Scylla
Nog even geen volledige projectbeschrijving maar alvast wel de
schema's van de nieuwste voorversterker en een korte beschrijving.
Deze voorversterker verschilt kwa concept nogal van de geldende standaard van
schakelmethodes.
1 : De versterkerbuis (type 76) heeft een constante stroombron gekregen als
anodebelasting.
2 : De voeding wordt gestabiliseerd met VR (voltage regulaton) buizen.
3 : De VR buizen worden gevoed door een stroombron.
4 : De totale voeding bevat slechts een enkele buffercondensator van 6uF.
5 : Er is geen enkele smoorspoel toegepast.
Door gebruik te maken van een stroombron om de VR buizen te voeden wordt de PSSR
(power supply suppression ratio) zeer groot, dit natuurlijk omdat een stroombron
een hoge impedantie heeft voor de volgende trap. De VR buizen reguleren de
spanning precies en relatief laagohmig af op 235V , vervolgens regelt de
stroombron als anodebelasting de laatste onrechtmatigheden keurig weg. Tevens
zorgt de stroombron als anodebelasting er voor dat de buis altijd op zijn juiste
instelpunt blijft staan en dat de maximale versterking uit de buis wordt
gehaald.
Opzet van dit project was om de volgende doelen te halen :
- maak een versterker die beter klinkt dan de Cleo V (Triode Dick)
- maak een versterker die makkelijker te bouwen is dan de Cleo V
- maak een versterker die minder kost dan de Cleo V
Vrij snel werd duidelijk dat dit geen eenvoudige opgave zou worden aangezien de
Cleo V behoorlijk goed klinkt.

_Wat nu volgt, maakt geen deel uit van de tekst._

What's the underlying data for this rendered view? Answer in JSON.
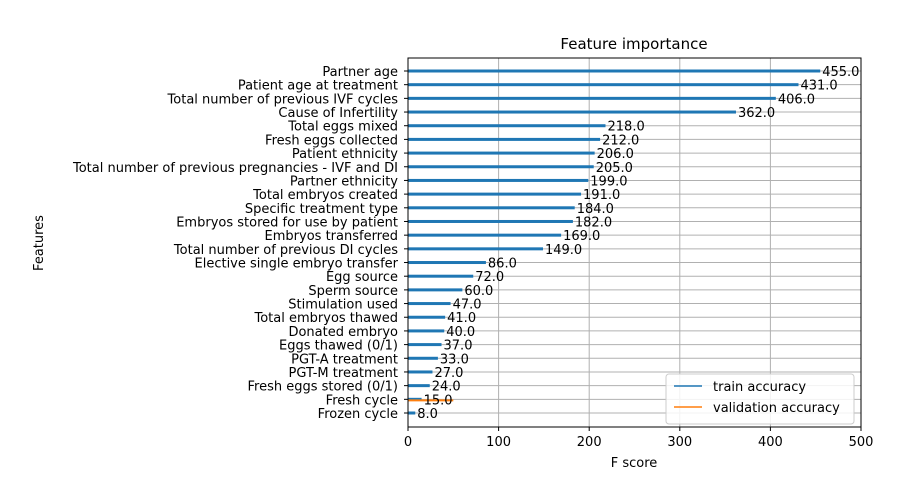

Na enige schakelingen geprobeerd te hebben werd
duidelijk dat er echt afgezien zou moeten worden van een standaard schakeling.
Het minst eenvoudige was het behalen van een goede kwaliteit, dat lukte wel maar
dan tegen hoge kosten of het werd een draak om na te bouwen.
Dan is daar plots een helder moment : waarom geen halfgeleiders gebruiken als
hulpmiddel ?
Halfgeleiders zijn uitermate goed in het regelen van stroom maar niet zo goed in
versterken, bij buizen is dat precies andersom, resumerend zou dus een
transistor de stroom moeten regelen en een buis de versterking moeten verzorgen,
een stroombon als anodebelasting dus.
Het nadeel van deze schakelwijze is dat er ten opzichte van een reguliere
schakeling alleen de kwaliteit en de stabiliteit beter worden, geen ramp
natuurlijk, dit op zich is al een mooi doel om te bereiken. Maar... het moet
simpeler.
Wat altijd een doorn in het oog is zijn de dure smoorspoelen in de voeding die
ook nog eens veel plaats in beslag nemen, storingsgevoelig zijn en ook het
monteren kost soms net even te veel tijd. Weg met die rommel dus ! Maar hoe ?
VR TUBES !!!
De OB3 en OD3 liggen al een tijdje geduldig te wachten op een mooi project en
zie hier.
Jammer dat deze knaapjes toch enige vorm van regulatie vooraf vergen, dus toch
weer een smoorspoel met een juiste DC weerstand om de regulatiestroom onder
controle te krijgen, of een dikke stookweerstand. Beide opties zijn niet echt
correct gezien het einddoel, regelsmoorspoelen halen de smoorspoelen niet uit de
voeding en een stookweerstand resulteerde in een nog net niet dramatisch geluid. Ook een C-R-C-R-VR combinatie voegde niks toe aan de kwaliteit, de gebruikt
condensatoren waren trouwens steeds van goede kwaliteit : Black Gate 68uF/350Vx2
in super e-cap configuratie.
Maar weer lekker terug naar de denktenk en verder peinzen dus...
Waarom geen geregelde stroombron om de regelbuizen mee te regelen? Geen
idee, waarom niet? Mmmmm.......
Solderen dus. De stroombronnen werden binnen een half uurtje op een stukje
experimenteerprint gebakken en het luisteren kon beginnen.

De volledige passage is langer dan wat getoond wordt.